A pesquisa avaliou a eficácia de cinco vacinas pelo menos sete dias após a aplicação da segunda dose. Dados de mais de 3,7 milhões de pessoas vacinadas com 16 anos ou mais foram revisados de janeiro a junho deste ano.

“A ampla gama de vacinas disponíveis na Hungria permite a avaliação da eficácia dos imunizantes em um cenário do mundo real em um país da Europa Central e coloca a Hungria na posição única de fornecer informações detalhadas sobre vários tipos de vacinas do mesmo país”, disseram os autores do estudo, que incluem o ministro da Saúde da Hungria, Miklos Kasler, e a médica-chefe Cecilia Muller.

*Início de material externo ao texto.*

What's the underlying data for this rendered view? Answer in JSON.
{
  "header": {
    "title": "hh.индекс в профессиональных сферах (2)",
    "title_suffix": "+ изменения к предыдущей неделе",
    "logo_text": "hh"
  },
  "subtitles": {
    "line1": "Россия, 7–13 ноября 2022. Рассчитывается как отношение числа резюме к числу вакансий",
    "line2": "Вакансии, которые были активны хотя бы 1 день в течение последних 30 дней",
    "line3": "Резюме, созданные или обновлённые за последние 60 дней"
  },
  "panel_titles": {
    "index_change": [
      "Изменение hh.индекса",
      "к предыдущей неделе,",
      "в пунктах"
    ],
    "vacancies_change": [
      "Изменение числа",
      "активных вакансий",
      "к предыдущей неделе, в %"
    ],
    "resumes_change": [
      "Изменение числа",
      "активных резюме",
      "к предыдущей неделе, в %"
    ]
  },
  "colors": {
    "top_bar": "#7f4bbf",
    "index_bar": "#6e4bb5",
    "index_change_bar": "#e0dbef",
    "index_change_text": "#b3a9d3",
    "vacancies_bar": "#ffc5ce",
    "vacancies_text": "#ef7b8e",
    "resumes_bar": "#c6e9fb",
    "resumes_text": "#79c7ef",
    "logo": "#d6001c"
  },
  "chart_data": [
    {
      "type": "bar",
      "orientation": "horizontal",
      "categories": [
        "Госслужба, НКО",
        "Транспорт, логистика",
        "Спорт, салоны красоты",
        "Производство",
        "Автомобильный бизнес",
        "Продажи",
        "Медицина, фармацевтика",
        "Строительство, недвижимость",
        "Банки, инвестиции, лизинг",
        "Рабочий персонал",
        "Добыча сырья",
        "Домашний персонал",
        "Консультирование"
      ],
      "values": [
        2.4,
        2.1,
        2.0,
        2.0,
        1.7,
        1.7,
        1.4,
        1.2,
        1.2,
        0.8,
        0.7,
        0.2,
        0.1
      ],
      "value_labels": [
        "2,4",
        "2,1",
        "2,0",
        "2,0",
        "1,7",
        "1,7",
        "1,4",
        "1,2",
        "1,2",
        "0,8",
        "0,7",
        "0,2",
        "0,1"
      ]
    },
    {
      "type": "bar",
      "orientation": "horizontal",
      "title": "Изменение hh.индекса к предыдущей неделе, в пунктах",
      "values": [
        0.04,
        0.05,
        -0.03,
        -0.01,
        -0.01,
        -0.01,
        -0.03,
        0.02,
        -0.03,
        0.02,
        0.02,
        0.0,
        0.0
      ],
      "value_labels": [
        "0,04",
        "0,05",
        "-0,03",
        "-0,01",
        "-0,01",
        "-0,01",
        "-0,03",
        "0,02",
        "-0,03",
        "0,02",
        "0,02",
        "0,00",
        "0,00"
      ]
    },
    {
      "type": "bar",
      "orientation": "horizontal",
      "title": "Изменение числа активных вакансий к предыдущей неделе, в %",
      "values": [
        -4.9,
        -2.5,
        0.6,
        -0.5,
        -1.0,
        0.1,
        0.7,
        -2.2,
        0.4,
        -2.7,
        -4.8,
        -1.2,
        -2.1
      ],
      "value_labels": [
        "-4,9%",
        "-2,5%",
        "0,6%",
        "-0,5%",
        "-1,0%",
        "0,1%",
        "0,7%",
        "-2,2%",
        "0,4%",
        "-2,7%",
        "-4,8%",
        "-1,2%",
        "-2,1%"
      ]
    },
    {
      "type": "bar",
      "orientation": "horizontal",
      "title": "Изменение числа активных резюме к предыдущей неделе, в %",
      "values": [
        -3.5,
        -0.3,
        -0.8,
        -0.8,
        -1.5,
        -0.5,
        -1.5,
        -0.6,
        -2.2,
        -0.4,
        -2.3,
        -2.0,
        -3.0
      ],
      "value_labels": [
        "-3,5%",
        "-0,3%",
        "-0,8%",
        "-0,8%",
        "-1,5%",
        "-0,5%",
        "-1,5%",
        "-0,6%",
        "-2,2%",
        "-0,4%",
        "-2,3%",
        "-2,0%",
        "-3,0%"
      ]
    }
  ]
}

A Pfizer foi administrada com mais frequência, em 1,5 milhão de pessoas; seguida pela chinesa Sinopharm, em 895.465; Sputnik V, da Rússia, em 820.560; AstraZeneca, em 304.138; e Moderna, em 222.892, de acordo com o estudo. Pfizer e Sinopharm tiveram a maior participação em vacinas administradas a pessoas com 65 anos ou mais, enquanto a Sputnik foi a menos usada nesse grupo, mostraram os dados.

A AstraZeneca mostrou 71,5% de eficácia contra a infecção e de 74,5% contra mortes relacionadas à Covid, enquanto a Sinopharm indicou 68,7% de eficácia contra casos de Covid e 87,8% contra mortes.

Tanto a AstraZeneca quanto a Sinopharm mostraram menos de 50% de eficácia contra a infecção por Covid em pessoas com 85 anos ou mais, de acordo com o estudo. O número se compara a 90,9% para a mesma faixa etária com a Sputnik, 84,1% para a Moderna e 74,3% para a Pfizer.

A Hungria registrou uma das maiores taxas de morte per capita relacionadas à Covid do mundo no início deste ano. O país, cujas taxas de vacinação estão aquém da média da Europa Ocidental, divulgou número recorde de casos diários na quarta-feira em meio à quarta onda da pandemia.